Based on the results obtained from this study, the only two antibiotics that retain high level of sensitivity among our community onset UPEC are nitrofurantoin and meropenem. Meropenem cannot be recommended as first line agent for community acquired UTI among stable patients as it requires hospitalization for parenteral administration and its use demands extra caution considering the risk of spread of carbapenemases. Hence, use of carbapenems has to be restricted to complicated UTIs only.

Nitrofurantoin should be considered as the drug of choice to treat community acquired UTI among our population, given that most E. coli isolates (95%) tested in this study retained sensitivity to nitrofurantoin, in agreement with many international studies^35-36 with similar findings of low resistance rate of UPEC to nitrofurantoin, based on which updated international guidelines for treating UTI have repositioned nitrofurantoin as first-line therapy for community-acquired lower UTI.¹²

Another rational alternative is to go back to using older antibiotics, such as fosfomycin, that have been theoretically shown to retain excellent activity against ESBL-producing E. coli. However, studies to establish local antibiograms for fosfomycin would be required before recommending it as an empirical choice of treatment for community onset UTI in our community.

The main limitation in our study was that it was performed on urine samples collected from patients attending primary health centers only and it did not include patients attending private clinics or outpatient setting in other government hospitals. Therefore, the study may not necessarily reflect the antimicrobial resistance trends and epidemiological patterns of the whole Bahraini community. Another important limitation of our study was the lack of clinical characteristics of patients, such as the presence of comorbidities, history of prior attacks of UTI and previous usage of antibiotics, all of which definitely have an important impact on the risk of drug resistance among uropathogenic E. coli.

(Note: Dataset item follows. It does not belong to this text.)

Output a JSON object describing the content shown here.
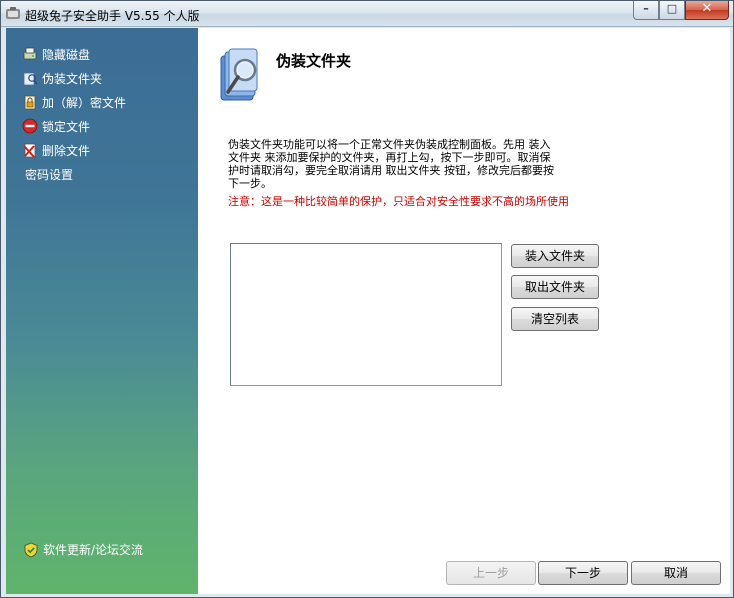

Future studies with more clinical details of patients including their risk factors of antimicrobial resistance would be of great value. Also illustrating the results of fosfomycin susceptibility as another potential treatment option for community acquired UTI will be helpful, specially now that it has been recently introduced in our antibiotics formulary and included in the antibiotics susceptibility testing as well. Of course, widening the study population to include other non-governmental sectors is crucial before developing a local national guideline for empirical treatment of UTI.

Conclusion

The increased prevalence of resistant strains of UPEC in our community should guide us to reevaluate our local guidelines in treating community onset UTI in outpatient settings such as health centers. The use of currently available options in the health centers such as cefuroxime, quinolones, cotrimoxazole and amoxycillin-clavulanate for treatment of UTI must be reconsidered due to reported high level of resistance (>20%). Nitrofurantoin should be repositioned as the preferred option for empirical therapy of uncomplicated community onset UTI in the outpatient setting, given its retained sensitivity among the UPEC isolates in our community and considering its low risk of collateral damage.